As we can see from Table 1, each Per-Id and Pass-No has only one entry in Has table. So we can merge all three tables into 1 with attributes shown in Table 2. Each Per-Id will be unique and not null. So it will be the key. Pass-No can’t be key because for some person, it can be NULL.
Case 2: Binary Relationship with 1:1 cardinality and partial participation of both entities
A male marries 0 or 1 female and vice versa as well. So it is 1:1 cardinality with partial participation constraint from both. First Convert each entity and relationship to tables. Male table corresponds to Male Entity with key as M-Id. Similarly Female table corresponds to Female Entity with key as F-Id. Marry Table represents relationship between Male and Female (Which Male marries which female). So it will take attribute M-Id from Male and F-Id from Female.
Table 3 As we can see from Table 3, some males and some females do not marry. If we merge 3 tables into 1, for some M-Id, F-Id will be NULL and for some F-Id, M-Id will be NULL. So there is no attribute which is always not NULL. So we can’t merge all three tables into 1. We can convert into 2 tables. In table 4, M-Id who are married will have F-Id associated. For others, it will be NULL. Table 5 will have information of all females. Primary Keys have been underlined.
|M-Id||Other Male Attribute||F-Id|
Note: Binary relationship with 1:1 cardinality will have 2 table if partial participation of both entities in the relationship. If atleast 1 entity has total participation, number of tables required will be 1.
Case 3: Binary Relationship with n: 1 cardinality
In this scenario, every student can enroll only in one elective course but for an elective course there can be more than one student. First Convert each entity and relationship to tables. Student table corresponds to Student Entity with key as S-Id. Similarly Elective_Course table corresponds to Elective_Course Entity with key as E-Id. Enrolls Table represents relationship between Student and Elective_Course (Which student enrolls in which course). So it will take attribute S-Id from Person and E-Id from Passport.
As we can see from Table 6, S-Id is not repeating in Enrolls Table. So it can be considered as a key of Enrolls table. Both Student and Enrolls Table’s key is same; we can merge it as a single table. The resultant tables are shown in Table 7 and Table 8. Primary Keys have been underlined.

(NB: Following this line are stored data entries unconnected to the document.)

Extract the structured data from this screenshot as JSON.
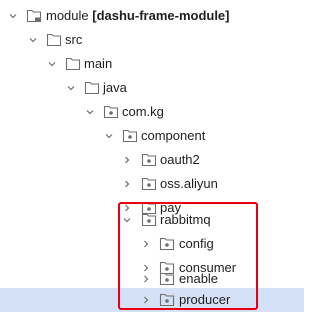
{
  "tree": {
    "module": {
      "name": "module",
      "qualifier": "[dashu-frame-module]"
    },
    "src": "src",
    "main": "main",
    "java": "java",
    "com_kg": "com.kg",
    "component": "component",
    "oauth2": "oauth2",
    "oss_aliyun": "oss.aliyun",
    "pay": "pay",
    "rabbitmq": "rabbitmq",
    "config": "config",
    "consumer": "consumer",
    "enable": "enable",
    "producer": "producer"
  },
  "colors": {
    "folder_outline": "#6e6e6e",
    "package_dot": "#6e6e6e",
    "chevron": "#6e6e6e",
    "selection": "#d5e1f7",
    "highlight_border": "#e60012"
  }
}
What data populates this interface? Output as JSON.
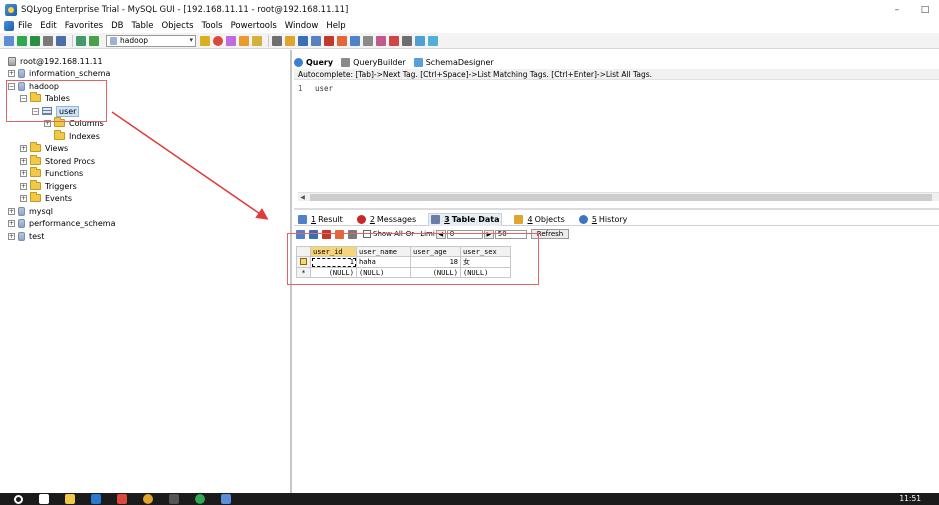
{
  "window": {
    "title": "SQLyog Enterprise Trial - MySQL GUI - [192.168.11.11 - root@192.168.11.11]",
    "controls": [
      "–",
      "□"
    ]
  },
  "menu": [
    "File",
    "Edit",
    "Favorites",
    "DB",
    "Table",
    "Objects",
    "Tools",
    "Powertools",
    "Window",
    "Help"
  ],
  "toolbar": {
    "db_selector": "hadoop"
  },
  "tree": {
    "connection": "root@192.168.11.11",
    "items": [
      {
        "label": "information_schema"
      },
      {
        "label": "hadoop"
      },
      {
        "label": "Tables"
      },
      {
        "label": "user"
      },
      {
        "label": "Columns"
      },
      {
        "label": "Indexes"
      },
      {
        "label": "Views"
      },
      {
        "label": "Stored Procs"
      },
      {
        "label": "Functions"
      },
      {
        "label": "Triggers"
      },
      {
        "label": "Events"
      },
      {
        "label": "mysql"
      },
      {
        "label": "performance_schema"
      },
      {
        "label": "test"
      }
    ],
    "expander_plus": "+",
    "expander_minus": "−"
  },
  "query_tabs": [
    {
      "label": "Query",
      "color": "#3b7fd1"
    },
    {
      "label": "QueryBuilder",
      "color": "#8a8a8a"
    },
    {
      "label": "SchemaDesigner",
      "color": "#5aa0d8"
    }
  ],
  "autocomplete_hint": "Autocomplete: [Tab]->Next Tag. [Ctrl+Space]->List Matching Tags. [Ctrl+Enter]->List All Tags.",
  "editor": {
    "line_number": "1",
    "code": "user"
  },
  "result_tabs": [
    {
      "num": "1",
      "label": "Result"
    },
    {
      "num": "2",
      "label": "Messages"
    },
    {
      "num": "3",
      "label": "Table Data"
    },
    {
      "num": "4",
      "label": "Objects"
    },
    {
      "num": "5",
      "label": "History"
    }
  ],
  "data_toolbar": {
    "show_all": "Show All",
    "or_label": "Or",
    "limit_label": "Limi",
    "offset": "0",
    "limit": "50",
    "refresh": "Refresh"
  },
  "grid": {
    "columns": [
      "user_id",
      "user_name",
      "user_age",
      "user_sex"
    ],
    "rows": [
      [
        "1",
        "haha",
        "18",
        "女"
      ],
      [
        "(NULL)",
        "(NULL)",
        "(NULL)",
        "(NULL)"
      ]
    ],
    "new_row_marker": "*"
  },
  "taskbar": {
    "time": "11:51"
  }
}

|S-Id||Other Student Attribute||E-Id|
|E-Id||Other Elective Course Attribute|
Case 4: Binary Relationship with m: n cardinality
In this scenario, every student can enroll in more than 1 compulsory course and for a compulsory course there can be more than 1 student. First Convert each entity and relationship to tables. Student table corresponds to Student Entity with key as S-Id. Similarly Compulsory_Courses table corresponds to Compulsory Courses Entity with key as C-Id. Enrolls Table represents relationship between Student and Compulsory_Courses (Which student enrolls in which course). So it will take attribute S-Id from Person and C-Id from Compulsory_Courses.
As we can see from Table 9, S-Id and C-Id both are repeating in Enrolls Table. But its combination is unique; so it can be considered as a key of Enrolls table. All tables’ keys are different, these can’t be merged. Primary Keys of all tables have been underlined.
Case 5: Binary Relationship with weak entity
In this scenario, an employee can have many dependants and one dependant can depend on one employee. A dependant does not have any existence without an employee (e.g; you as a child can be dependant of your father in his company). So it will be a weak entity and its participation will always be total. Weak Entity does not have key of its own. So its key will be combination of key of its identifying entity (E-Id of Employee in this case) and its partial key (D-Name).
First Convert each entity and relationship to tables. Employee table corresponds to Employee Entity with key as E-Id. Similarly Dependants table corresponds to Dependant Entity with key as D-Name and E-Id. Has Table represents relationship between Employee and Dependants (Which employee has which dependants). So it will take attribute E-Id from Employee and D-Name from Dependants.
As we can see from Table 10, E-Id, D-Name is key for Has as well as Dependants Table. So we can merge these two into 1. So the resultant tables are shown in Tables 11 and 12. Primary Keys of all tables have been underlined.
|E-Id||Other Employee Attribute|